Matt Dunhill nickte. „Ich habe gehört, die mexikanische Armee lässt etliche Siedlungen räumen und alles vernichten, was uns auf dem Vormarsch nützlich sein kann.“

„Ja, die sind nicht dumm. Eine Armee von ein paar Tausend Mann braucht eine Menge Verpflegung. Wenn sie sich nicht aus dem Land versorgen kann, dann werden die Nachschubwege immer länger, je weiter sie vorrückt. Dann braucht man sie nur noch vom Nachschub abzuschneiden und irgendwann muss sie dann kapitulieren.“

Erneut nickte Dunhill. „Ich bin überrascht, wie fruchtbar das Land ist. Ich dachte immer, Mexiko sei eine trockene Einöde.“

„In der Nähe der Flüsse und der Seen lässt sich prima Ackerbau betreiben oder Rinder züchten“, meinte Deggar. „Diese Provinz ist recht fruchtbar. Die reichsten Gebiete sind an der Pazifikküste, jenseits der Kordilleren. Andere, wie Sonora, ähneln eher einer Wüste. Es wundert mich, dass die Mexikaner in solchen Landstrichen überleben können.“

Dunhill lächelte. „Warum wundert dich das? Schließlich überleben ja auch Texaner in Texas.“

Erneut klang das Signal zum Aufbruch über die Kolonne.

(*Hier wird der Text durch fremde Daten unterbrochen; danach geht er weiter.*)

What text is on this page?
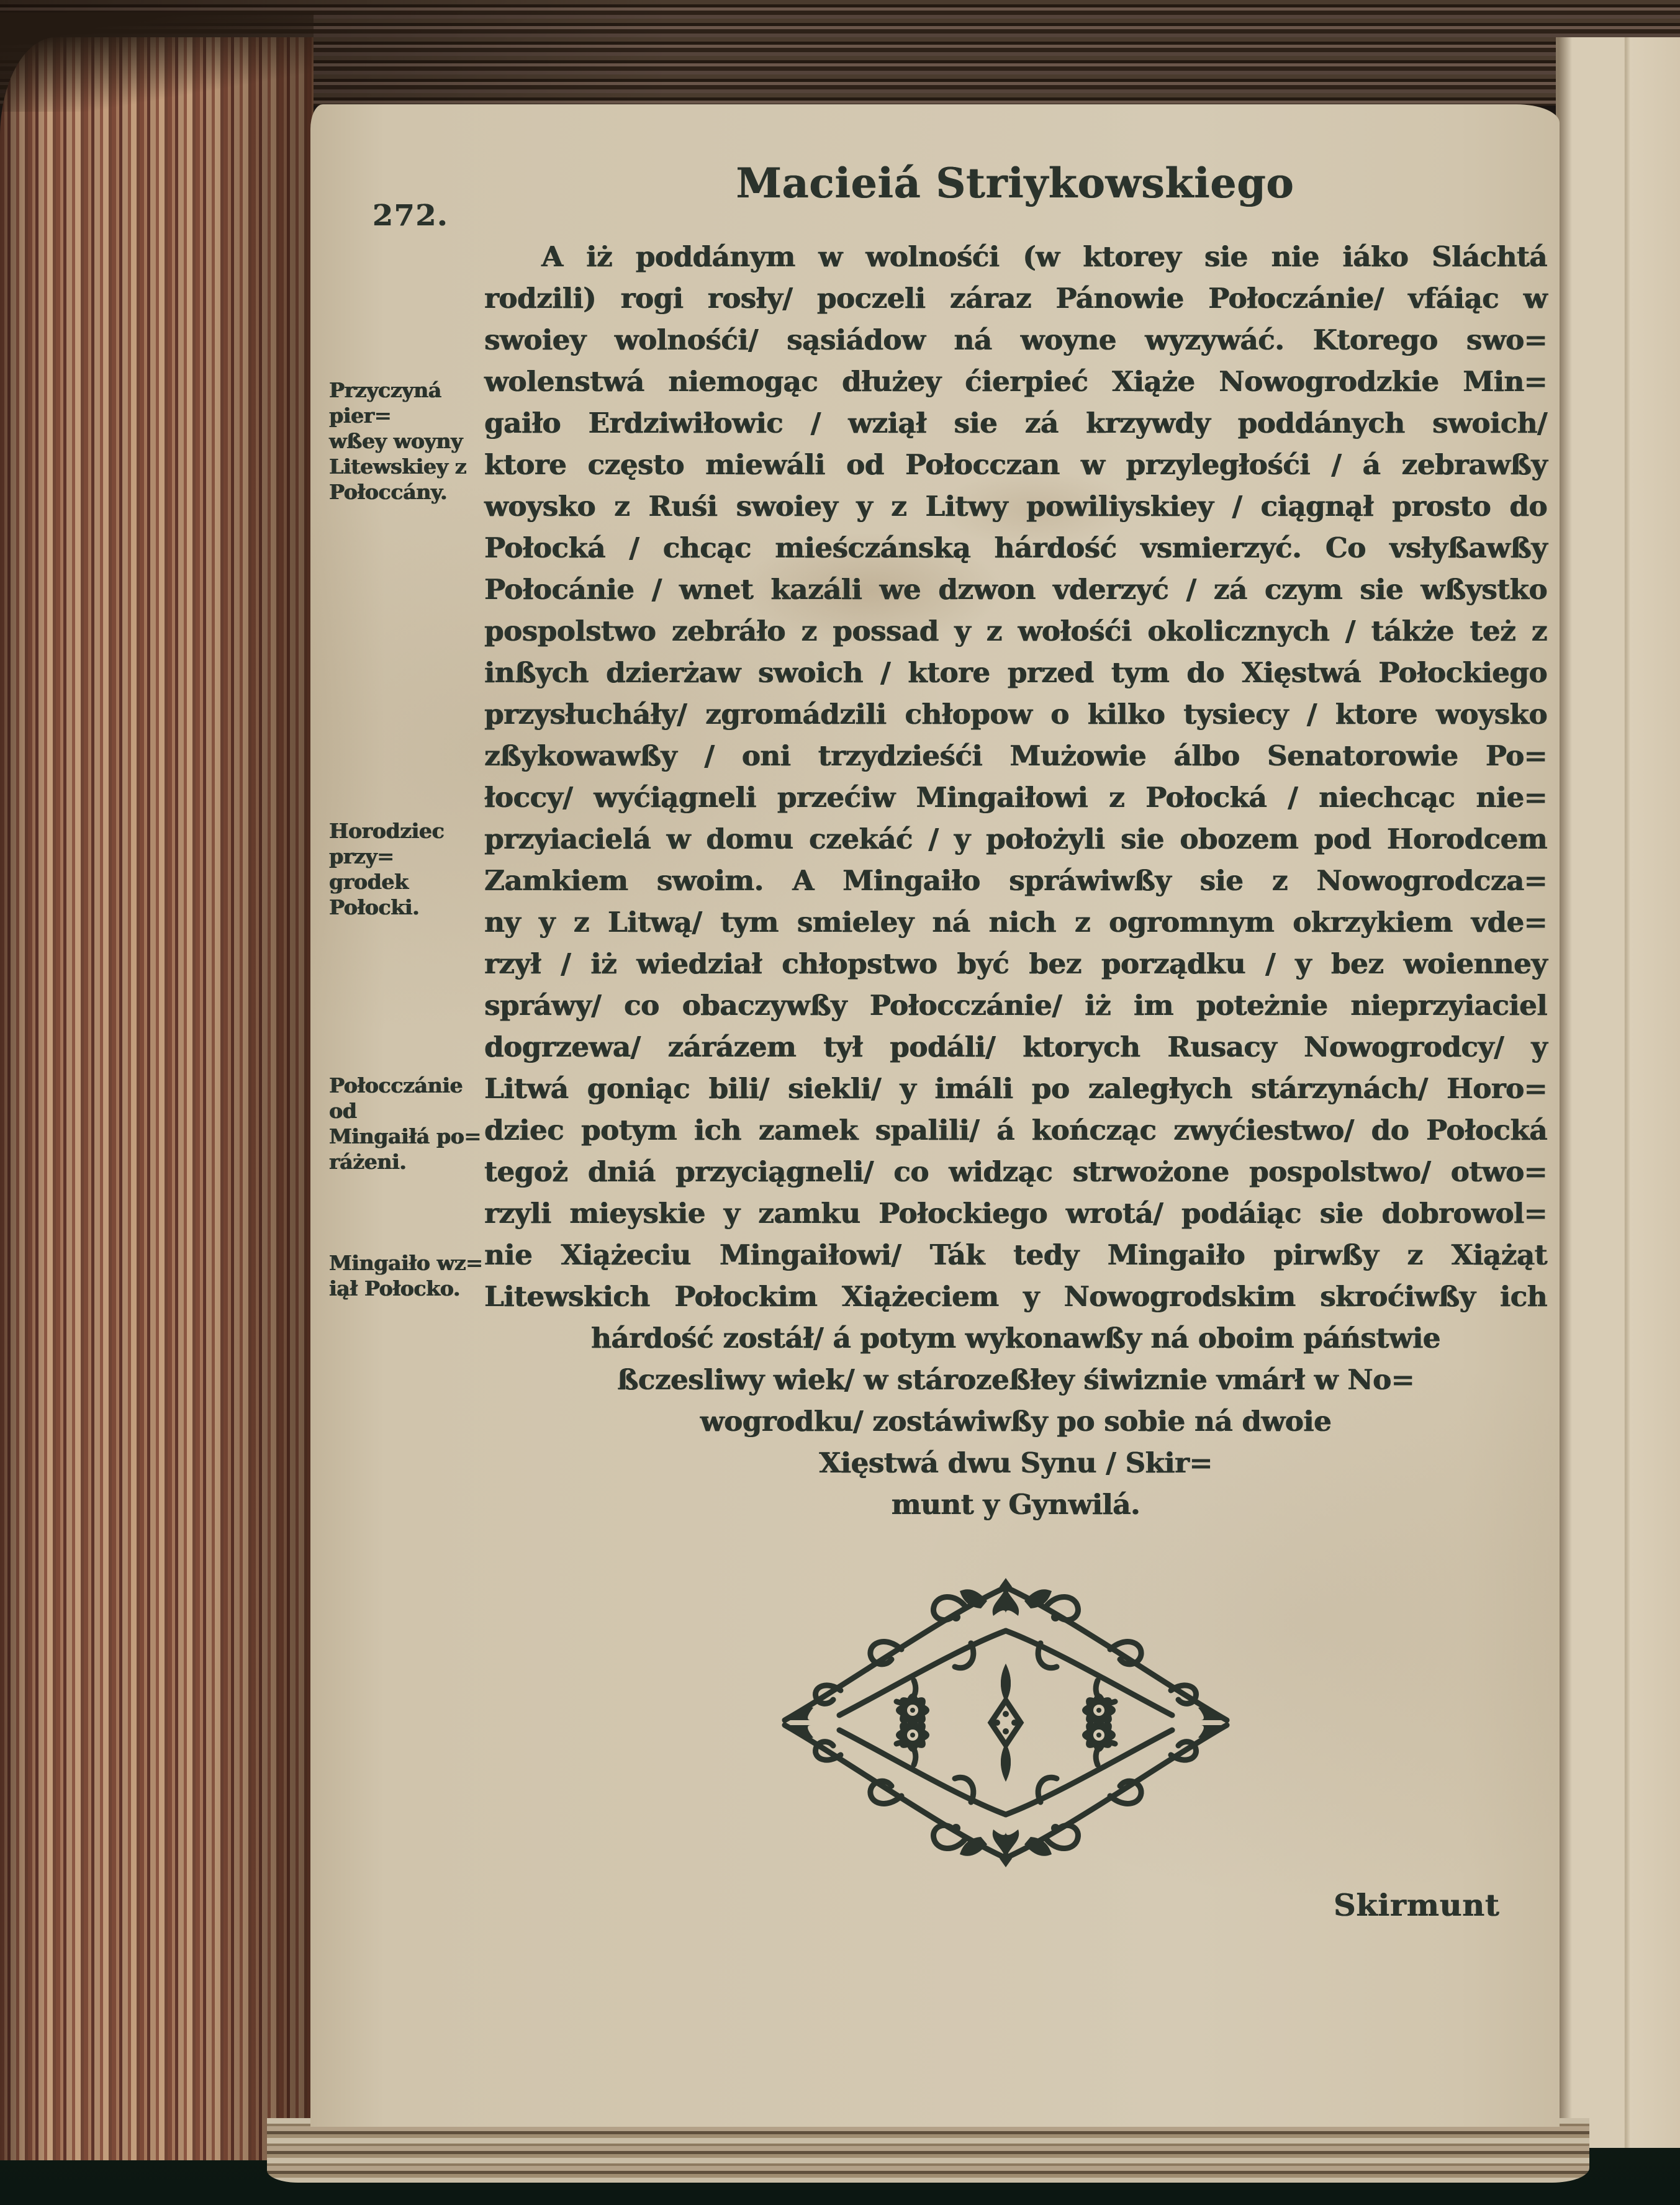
272.
Macieiá Striykowskiego
A iż poddánym w wolnośći (w ktorey sie nie iáko Sláchtá
rodzili) rogi rosły/ poczeli záraz Pánowie Połoczánie/ vfáiąc w
swoiey wolnośći/ sąsiádow ná woyne wyzywáć. Ktorego swo=
wolenstwá niemogąc dłużey ćierpieć Xiąże Nowogrodzkie Min=
gaiło Erdziwiłowic / wziął sie zá krzywdy poddánych swoich/
ktore często miewáli od Połocczan w przyległośći / á zebrawßy
woysko z Ruśi swoiey y z Litwy powiliyskiey / ciągnął prosto do
Połocká / chcąc mieśczánską hárdość vsmierzyć. Co vsłyßawßy
Połocánie / wnet kazáli we dzwon vderzyć / zá czym sie wßystko
pospolstwo zebráło z possad y z wołośći okolicznych / tákże też z
inßych dzierżaw swoich / ktore przed tym do Xięstwá Połockiego
przysłucháły/ zgromádzili chłopow o kilko tysiecy / ktore woysko
zßykowawßy / oni trzydzieśći Mużowie álbo Senatorowie Po=
łoccy/ wyćiągneli przećiw Mingaiłowi z Połocká / niechcąc nie=
przyiacielá w domu czekáć / y położyli sie obozem pod Horodcem
Zamkiem swoim. A Mingaiło spráwiwßy sie z Nowogrodcza=
ny y z Litwą/ tym smieley ná nich z ogromnym okrzykiem vde=
rzył / iż wiedział chłopstwo być bez porządku / y bez woienney
spráwy/ co obaczywßy Połocczánie/ iż im poteżnie nieprzyiaciel
dogrzewa/ zárázem tył podáli/ ktorych Rusacy Nowogrodcy/ y
Litwá goniąc bili/ siekli/ y imáli po zaległych stárzynách/ Horo=
dziec potym ich zamek spalili/ á kończąc zwyćiestwo/ do Połocká
tegoż dniá przyciągneli/ co widząc strwożone pospolstwo/ otwo=
rzyli mieyskie y zamku Połockiego wrotá/ podáiąc sie dobrowol=
nie Xiążeciu Mingaiłowi/ Ták tedy Mingaiło pirwßy z Xiążąt
Litewskich Połockim Xiążeciem y Nowogrodskim skroćiwßy ich
hárdość zostáł/ á potym wykonawßy ná oboim páństwie
ßczesliwy wiek/ w stározeßłey śiwiznie vmárł w No=
wogrodku/ zostáwiwßy po sobie ná dwoie
Xięstwá dwu Synu / Skir=
munt y Gynwilá.
Przyczyná pier=
wßey woyny
Litewskiey z
Połoccány.
Horodziec przy=
grodek Połocki.
Połocczánie od
Mingaiłá po=
ráżeni.
Mingaiło wz=
iął Połocko.
Skirmunt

Wieder waren es die Kompanien A und F, die an der Spitze ritten, aber Holmes schien mit Brenton und Forsythe gesprochen zu haben, denn die Lieutenants achteten jetzt darauf, dem Rest der Kolonne nicht zu weit voraus zu sein.

Matt Dunhill begann sich um Rivers und Santiago zu sorgen. Die beiden Scouts und die begleitenden Dragoner waren nun schon seit Stunden hinter den Deserteuren her. Eigentlich hätten sie längst zurück sein müssen. Die Pferde der abtrünnigen Soldaten hatten einen erschöpften Eindruck gemacht und konnten einer längeren Verfolgungsjagd nicht standhalten. Die Verfolgergruppe war zudem stark genug, jeden Widerstand der drei Flüchtigen zu brechen. Wo also blieben die Scouts?

Vor ihnen schob sich ein sanfter Hügel dicht an den Fluss heran. Er war flach genug, so dass sich die Mexikaner nicht die Mühe gemacht hatten, die Straße um ihn herum zu führen.